Storage Types

  • Volatile storage: Information residing in volatile storage does not usually survive system crashes. Examples of such storage are main memory and cache memory. Access to volatile storage is extremely fast, both because of the speed of the memory access itself, and because it is possible to access any data item in volatile storage directly.

  • Nonvolatile storage: Information residing in nonvolatile storage survives system crashes. Examples of nonvolatile storage include secondary storage devices such as magnetic disk and flash storage, used for online storage, and tertiary storage devices such as optical media, and magnetic tapes, used for archival storage. At the current state of technology, nonvolatile storage is slower than volatile storage, particularly for random access. Both secondary and tertiary storage devices, however, are susceptible to failure which may result in loss of information.

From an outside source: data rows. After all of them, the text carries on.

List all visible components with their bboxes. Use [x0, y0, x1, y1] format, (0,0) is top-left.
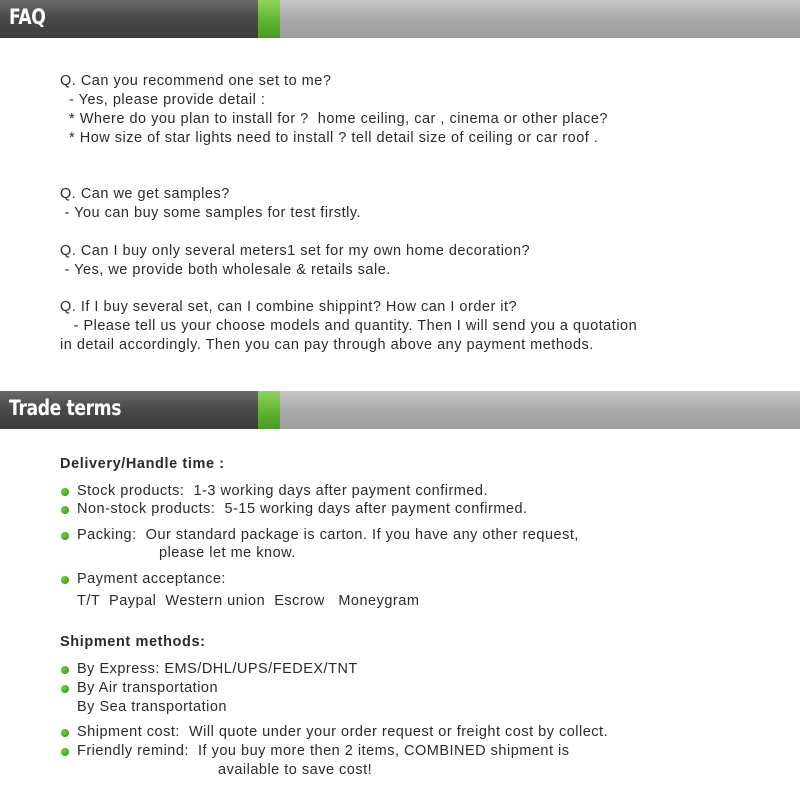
faq-answer: * Where do you plan to install for ? home ceiling, car , cinema or other place? — [60, 111, 608, 127]
faq-question: Q. Can you recommend one set to me? — [60, 73, 332, 89]
banner-grey-segment — [280, 391, 800, 429]
bullet-icon — [61, 729, 69, 737]
faq-answer: - Please tell us your choose models and quantity. Then I will send you a quotation — [60, 318, 638, 334]
faq-title: FAQ — [9, 5, 46, 29]
faq-question: Q. Can we get samples? — [60, 186, 230, 202]
packing-item-continued: please let me know. — [159, 545, 296, 561]
delivery-heading: Delivery/Handle time : — [60, 456, 225, 472]
banner-grey-segment — [280, 0, 800, 38]
faq-answer: * How size of star lights need to install ? tell detail size of ceiling or car roof . — [60, 130, 599, 146]
faq-question: Q. If I buy several set, can I combine shippint? How can I order it? — [60, 299, 518, 315]
shipment-cost-item: Shipment cost: Will quote under your order request or freight cost by collect. — [77, 724, 609, 740]
faq-answer: in detail accordingly. Then you can pay through above any payment methods. — [60, 337, 594, 353]
trade-terms-banner — [0, 391, 800, 429]
shipment-heading: Shipment methods: — [60, 634, 206, 650]
faq-banner — [0, 0, 800, 38]
bullet-icon — [61, 532, 69, 540]
packing-item: Packing: Our standard package is carton. If you have any other request, — [77, 527, 579, 543]
shipment-item: By Sea transportation — [77, 699, 227, 715]
payment-methods: T/T Paypal Western union Escrow Moneygram — [77, 593, 420, 609]
bullet-icon — [61, 748, 69, 756]
bullet-icon — [61, 685, 69, 693]
banner-green-accent — [258, 0, 280, 38]
bullet-icon — [61, 488, 69, 496]
faq-answer: - Yes, please provide detail : — [60, 92, 266, 108]
friendly-remind-continued: available to save cost! — [218, 762, 373, 778]
friendly-remind-item: Friendly remind: If you buy more then 2 items, COMBINED shipment is — [77, 743, 570, 759]
shipment-item: By Express: EMS/DHL/UPS/FEDEX/TNT — [77, 661, 358, 677]
shipment-item: By Air transportation — [77, 680, 219, 696]
banner-green-accent — [258, 391, 280, 429]
faq-answer: - Yes, we provide both wholesale & retails sale. — [60, 262, 391, 278]
bullet-icon — [61, 506, 69, 514]
bullet-icon — [61, 576, 69, 584]
bullet-icon — [61, 666, 69, 674]
payment-item: Payment acceptance: — [77, 571, 226, 587]
faq-question: Q. Can I buy only several meters1 set for my own home decoration? — [60, 243, 531, 259]
trade-terms-title: Trade terms — [9, 396, 122, 420]
delivery-item: Stock products: 1-3 working days after payment confirmed. — [77, 483, 489, 499]
delivery-item: Non-stock products: 5-15 working days after payment confirmed. — [77, 501, 528, 517]
faq-answer: - You can buy some samples for test firstly. — [60, 205, 362, 221]
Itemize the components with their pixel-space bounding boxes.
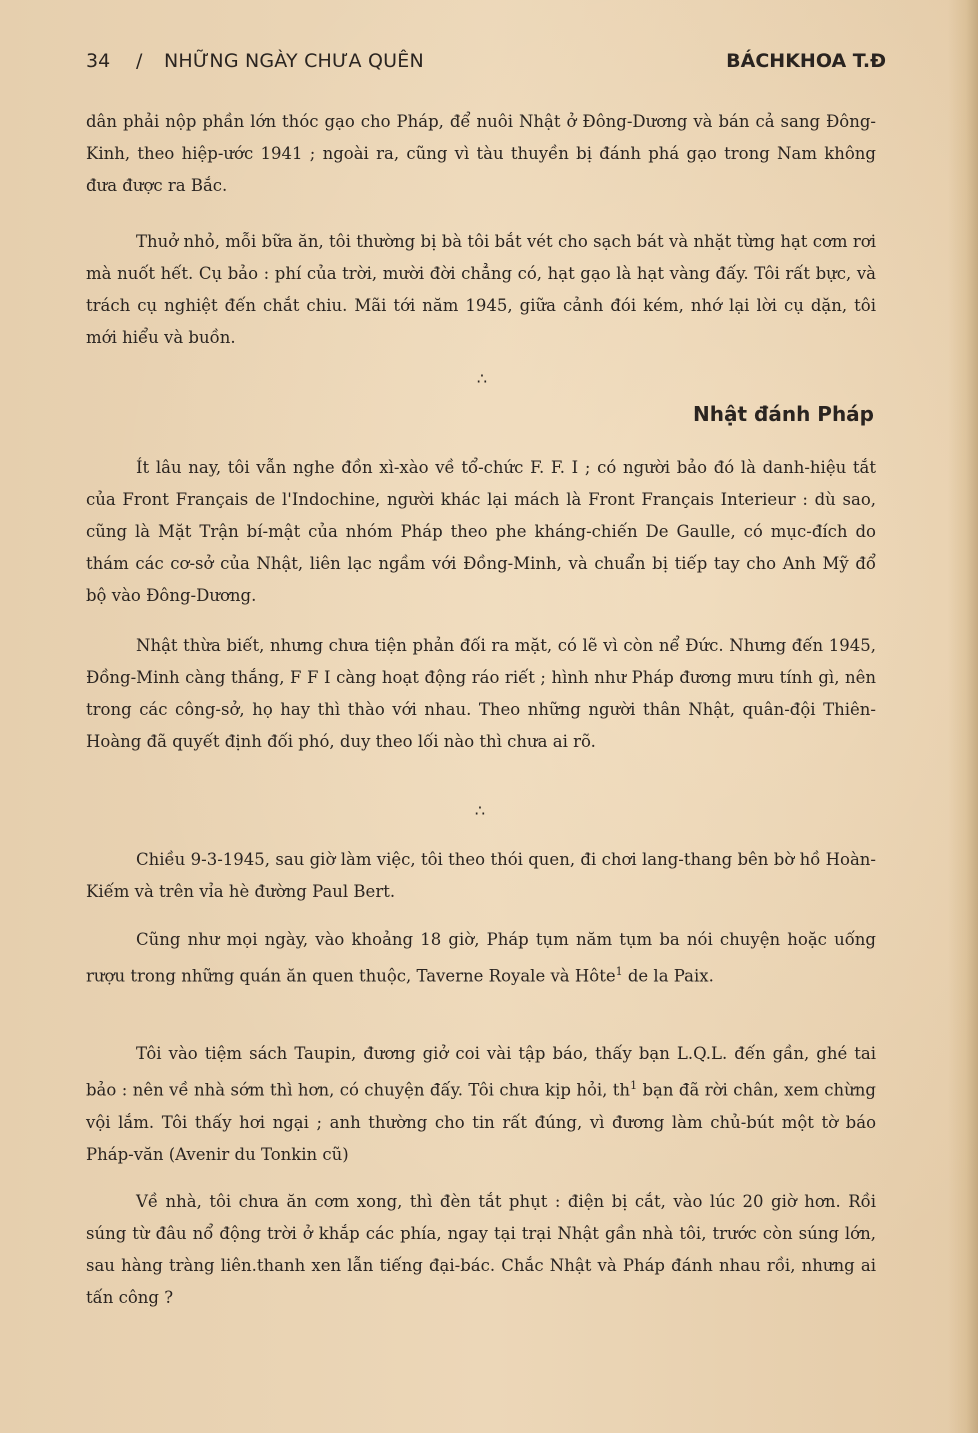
page-edge-shadow (948, 0, 978, 1433)
paragraph-7 (86, 1038, 876, 1171)
publisher-name: BÁCHKHOA T.Đ (726, 50, 886, 72)
paragraph-7-text: Tôi vào tiệm sách Taupin, đương giở coi vài tập báo, thấy bạn L.Q.L. đến gần, ghé tai bảo : nên về nhà sớm thì hơn, có chuyện đấy. Tôi chưa kịp hỏi, th (86, 1044, 876, 1100)
page-number: 34 (86, 50, 111, 72)
header-separator: / (136, 50, 143, 72)
footnote-mark-2: 1 (630, 1079, 638, 1092)
paragraph-6 (86, 924, 876, 993)
paragraph-1: dân phải nộp phần lớn thóc gạo cho Pháp, để nuôi Nhật ở Đông-Dương và bán cả sang Đông-Kinh, theo hiệp-ước 1941 ; ngoài ra, cũng vì tàu thuyền bị đánh phá gạo trong Nam không đưa được ra Bắc. (86, 112, 876, 195)
paragraph-2: Thuở nhỏ, mỗi bữa ăn, tôi thường bị bà tôi bắt vét cho sạch bát và nhặt từng hạt cơm rơi mà nuốt hết. Cụ bảo : phí của trời, mười đời chẳng có, hạt gạo là hạt vàng đấy. Tôi rất bực, và trách cụ nghiệt đến chắt chiu. Mãi tới năm 1945, giữa cảnh đói kém, nhớ lại lời cụ dặn, tôi mới hiểu và buồn. (86, 232, 876, 347)
paragraph-5: Chiều 9-3-1945, sau giờ làm việc, tôi theo thói quen, đi chơi lang-thang bên bờ hồ Hoàn-Kiếm và trên vỉa hè đường Paul Bert. (86, 850, 876, 901)
section-break-asterism: ∴ (476, 369, 488, 388)
footnote-mark: 1 (615, 965, 623, 978)
paragraph-4: Nhật thừa biết, nhưng chưa tiện phản đối ra mặt, có lẽ vì còn nể Đức. Nhưng đến 1945, Đồng-Minh càng thắng, F F I càng hoạt động ráo riết ; hình như Pháp đương mưu tính gì, nên trong các công-sở, họ hay thì thào với nhau. Theo những người thân Nhật, quân-đội Thiên-Hoàng đã quyết định đối phó, duy theo lối nào thì chưa ai rõ. (86, 636, 876, 751)
running-header (86, 50, 886, 80)
paragraph-6-text: Cũng như mọi ngày, vào khoảng 18 giờ, Pháp tụm năm tụm ba nói chuyện hoặc uống rượu trong những quán ăn quen thuộc, Taverne Royale và Hôte (86, 930, 876, 986)
section-heading: Nhật đánh Pháp (693, 402, 874, 426)
paragraph-8: Về nhà, tôi chưa ăn cơm xong, thì đèn tắt phụt : điện bị cắt, vào lúc 20 giờ hơn. Rồi súng từ đâu nổ động trời ở khắp các phía, ngay tại trại Nhật gần nhà tôi, trước còn súng lớn, sau hàng tràng liên.thanh xen lẫn tiếng đại-bác. Chắc Nhật và Pháp đánh nhau rồi, nhưng ai tấn công ? (86, 1192, 876, 1307)
paragraph-7-end: bạn đã rời chân, xem chừng vội lắm. Tôi thấy hơi ngại ; anh thường cho tin rất đúng, vì đương làm chủ-bút một tờ báo Pháp-văn (Avenir du Tonkin cũ) (86, 1080, 876, 1164)
book-title: NHỮNG NGÀY CHƯA QUÊN (164, 50, 424, 72)
paragraph-6-end: de la Paix. (622, 966, 714, 986)
paragraph-3: Ít lâu nay, tôi vẫn nghe đồn xì-xào về tổ-chức F. F. I ; có người bảo đó là danh-hiệu tắt của Front Français de l'Indochine, người khác lại mách là Front Français Interieur : dù sao, cũng là Mặt Trận bí-mật của nhóm Pháp theo phe kháng-chiến De Gaulle, có mục-đích do thám các cơ-sở của Nhật, liên lạc ngầm với Đồng-Minh, và chuẩn bị tiếp tay cho Anh Mỹ đổ bộ vào Đông-Dương. (86, 458, 876, 605)
section-break-asterism-2: ∴ (474, 801, 486, 820)
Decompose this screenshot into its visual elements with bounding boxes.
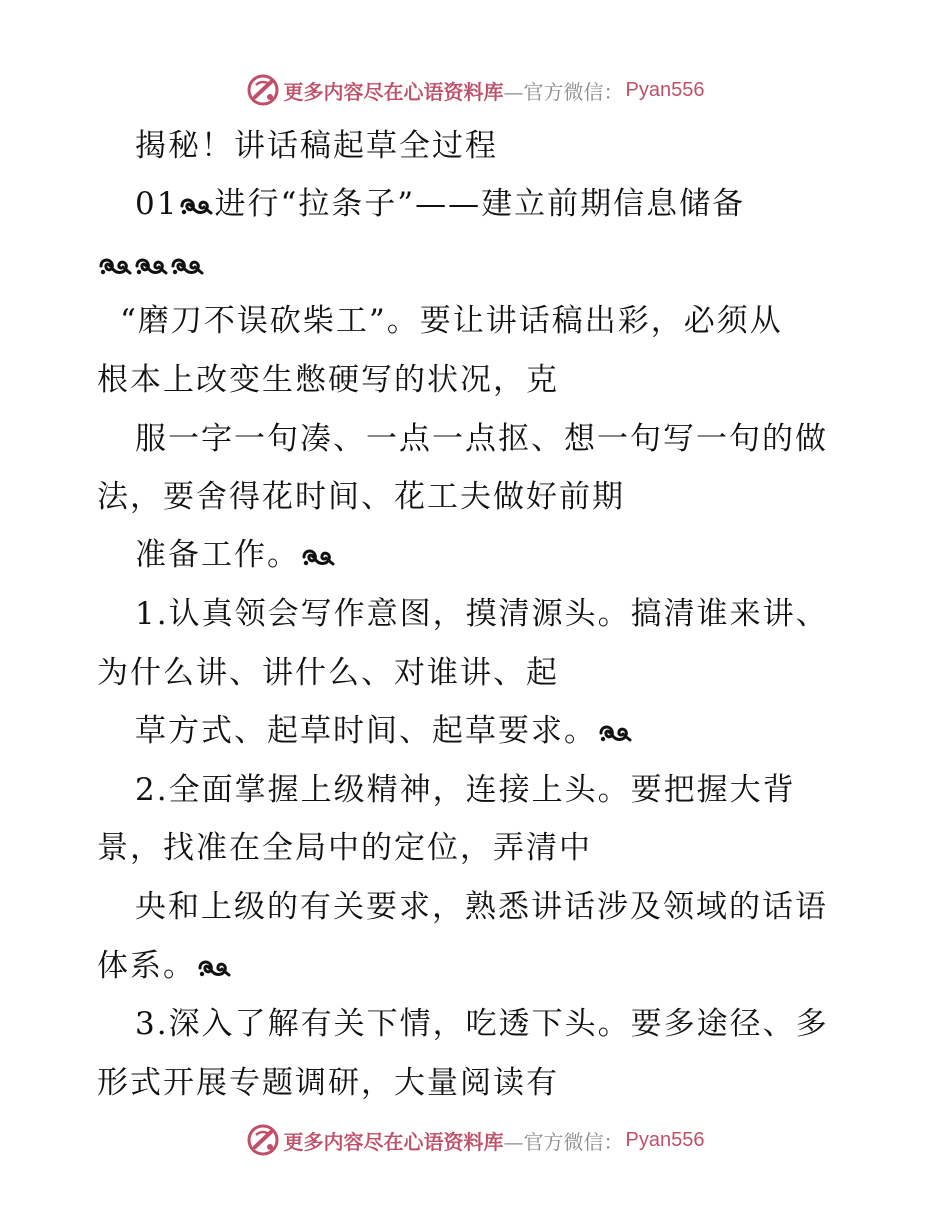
paragraph-line [97,946,867,986]
paragraph-line: 服一字一句凑、一点一点抠、想一句写一句的做 [135,421,828,457]
section-number: 01 [135,186,179,222]
ornament-icon [98,254,132,278]
header-banner [0,70,950,110]
section-heading-text: 进行“拉条子”——建立前期信息储备 [214,186,746,222]
ornament-icon [197,956,231,980]
paragraph-text: 草方式、起草时间、起草要求。 [135,713,597,749]
banner-brand: 更多内容尽在心语资料库 [283,1129,504,1154]
section-heading [135,184,905,224]
paragraph-line [135,711,905,751]
document-title [135,126,905,166]
ornament-row [97,244,867,284]
paragraph-line: 央和上级的有关要求，熟悉讲话涉及领域的话语 [135,889,828,925]
paragraph-line: 景，找准在全局中的定位，弄清中 [97,830,592,866]
banner-wechat-id: Pyan556 [625,78,705,101]
brand-logo-icon [246,1123,280,1157]
ornament-icon [179,194,213,218]
banner-wechat-id: Pyan556 [625,1128,705,1151]
paragraph-line: “磨刀不误砍柴工”。要让讲话稿出彩，必须从 [120,303,783,339]
title-text: 揭秘！讲话稿起草全过程 [135,128,498,164]
ornament-icon [170,254,204,278]
banner-wechat-label: —官方微信： [503,79,624,104]
banner-wechat-label: —官方微信： [503,1129,624,1154]
list-item-1: 1.认真领会写作意图，摸清源头。搞清谁来讲、 [135,596,829,632]
paragraph-line: 为什么讲、讲什么、对谁讲、起 [97,655,559,691]
brand-logo-icon [246,73,280,107]
ornament-icon [598,721,632,745]
paragraph-line: 法，要舍得花时间、花工夫做好前期 [97,479,625,515]
ornament-icon [301,545,335,569]
paragraph-text: 准备工作。 [135,537,300,573]
paragraph-text: 体系。 [97,948,196,984]
paragraph-line [135,535,905,575]
list-item-2: 2.全面掌握上级精神，连接上头。要把握大背 [135,772,796,808]
ornament-icon [134,254,168,278]
list-item-3: 3.深入了解有关下情，吃透下头。要多途径、多 [135,1006,829,1042]
footer-banner [0,1120,950,1160]
paragraph-line: 根本上改变生憋硬写的状况，克 [97,362,559,398]
paragraph-line: 形式开展专题调研，大量阅读有 [97,1065,559,1101]
banner-brand: 更多内容尽在心语资料库 [283,79,504,104]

  • Stable storage: Information residing in stable storage is never lost (never should be taken with a grain of salt, since theoretically never cannot be guaranteed—for example, it is possible, although extremely unlikely, that a black hole may envelop the earth and permanently destroy all data!). Al- though stable storage is theoretically impossible to obtain, it can be closely approximated by techniques that make data loss extremely unlikely. To implement stable storage, we replicate the information in several nonvolatile storage media (usually disk) with independent failure modes. Updates must be done with care to ensure that a failure during an update to stable storage does not cause a loss of information.